Das Institut für Finanz­dienst­leistungen (iff) und die Verbraucherzentralen Hamburg und Sachsen haben im Januar das „Bündnis gegen Wucher“ aus der Taufe gehoben. Die Verbraucherschützer wollen eine Verschärfung der Bewertung von Kredit­verträgen erreichen. Die Gerichte berück­sichtigen Extras wie die Rest­schuld­versicherung bisher nicht, wenn sie prüfen, ob ein Kredit sittenwid­rig über­teuert ist. Sie vergleichen allein die Zins­sätze. Das Bündnis will den Wucherpara­graphen auch wegen Rest­schuld­versicherungen und unter Berück­sichtigung von Provisionen zur Geltung bringen. „Die Gerichte sehen inzwischen wohl­wollend auf diese Kampagne“, berichtet Rechts­anwalt Udo Reifner. Danach wären insbesondere viele Kredite der Targo­bank und der Santander Consumer Bank wegen Wuchers nichtig.

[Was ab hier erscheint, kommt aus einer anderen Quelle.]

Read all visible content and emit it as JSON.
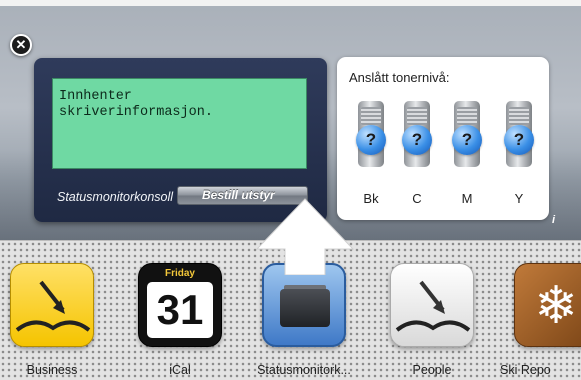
{
  "widget": {
    "close_symbol": "✕",
    "lcd_text": "Innhenter\nskriverinformasjon.",
    "status_label": "Statusmonitorkonsoll",
    "order_button": "Bestill utstyr",
    "info_symbol": "i"
  },
  "toner": {
    "title": "Anslått tonernivå:",
    "unknown_symbol": "?",
    "cartridges": [
      {
        "label": "Bk",
        "level": "unknown"
      },
      {
        "label": "C",
        "level": "unknown"
      },
      {
        "label": "M",
        "level": "unknown"
      },
      {
        "label": "Y",
        "level": "unknown"
      }
    ]
  },
  "dock": {
    "apps": [
      {
        "label": "Business",
        "icon": "ledger-arrow-icon"
      },
      {
        "label": "iCal",
        "icon": "calendar-icon",
        "day": "Friday",
        "date": "31"
      },
      {
        "label": "Statusmonitork...",
        "icon": "printer-icon"
      },
      {
        "label": "People",
        "icon": "ledger-arrow-icon"
      },
      {
        "label": "Ski Repo",
        "icon": "snowflake-icon",
        "glyph": "❄"
      }
    ]
  },
  "colors": {
    "lcd": "#6fd9a3",
    "widget_bg": "#2f3b5b",
    "toner_bubble": "#3a8fe6"
  }
}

Zum Targo­bank-Ketten­kredit­vertrag:
Land­gericht Hamburg
, Urteil vom 29.12.2017
Aktenzeichen: 307 O 142/16
Verbraucher­anwalt: Achim Tiffe von Juest + Oprecht, Hamburg
Einzelheiten zum Fall

Zum Hanseatic Bank-Kredit­vertrag:
Land­gericht Hamburg
, Urteil vom 29.12.2017
Aktenzeichen: 307 O 142/16
Verbraucher­anwalt: Achim Tiffe von Juest + Oprecht, Hamburg
Einzelheiten zum Fall

Zum Credit Euro Bank-Kredit­vertrag:
Amts­gericht Frank­furt am Main
, Urteil vom 13.06.2017
Aktenzeichen: 30 C 62/17 (20)
Verbraucher­anwalt: Dirk Dametz, Frankfurt am Main

Zum EasyCredit-Kredit­vertrag:
Land­gericht Freiburg
, Urteil vom 02.04.2019
Aktenzeichen: 5 O 80/18
Ober­landes­gericht Karls­ruhe, (Hinweis-)Beschluss vom 27.01.2020
Aktenzeichen: 14 U 67/19
Verbraucher­anwalt: Mayer & Mayer Rechtsanwälte, Freiburg
Einzelheiten zum Fall
Zum Targo­bank-Raten­kredit­vertrag:
Land­gericht Ravens­burg
, Urteil vom 02.04.2019
Aktenzeichen: 2 O 335/18
Verbraucher­anwältinnen: Rechtsanwältin Danja Rimmele, Tettnang
Zu Verbraucher­kredit­verträgen allgemein:
Europäischer Gerichts­hof, Urteil vom 26.05.2020
Aktenzeichen: C-66/19
Verbraucher­anwälte: Gansel Rechtsanwälte, Berlin

Diese Meldung ist erst­mals im März 2018 auf test.de erschienen. Sie wurde seitdem regel­mäßig ergänzt und aktualisiert, zuletzt am 29. Juni 2020.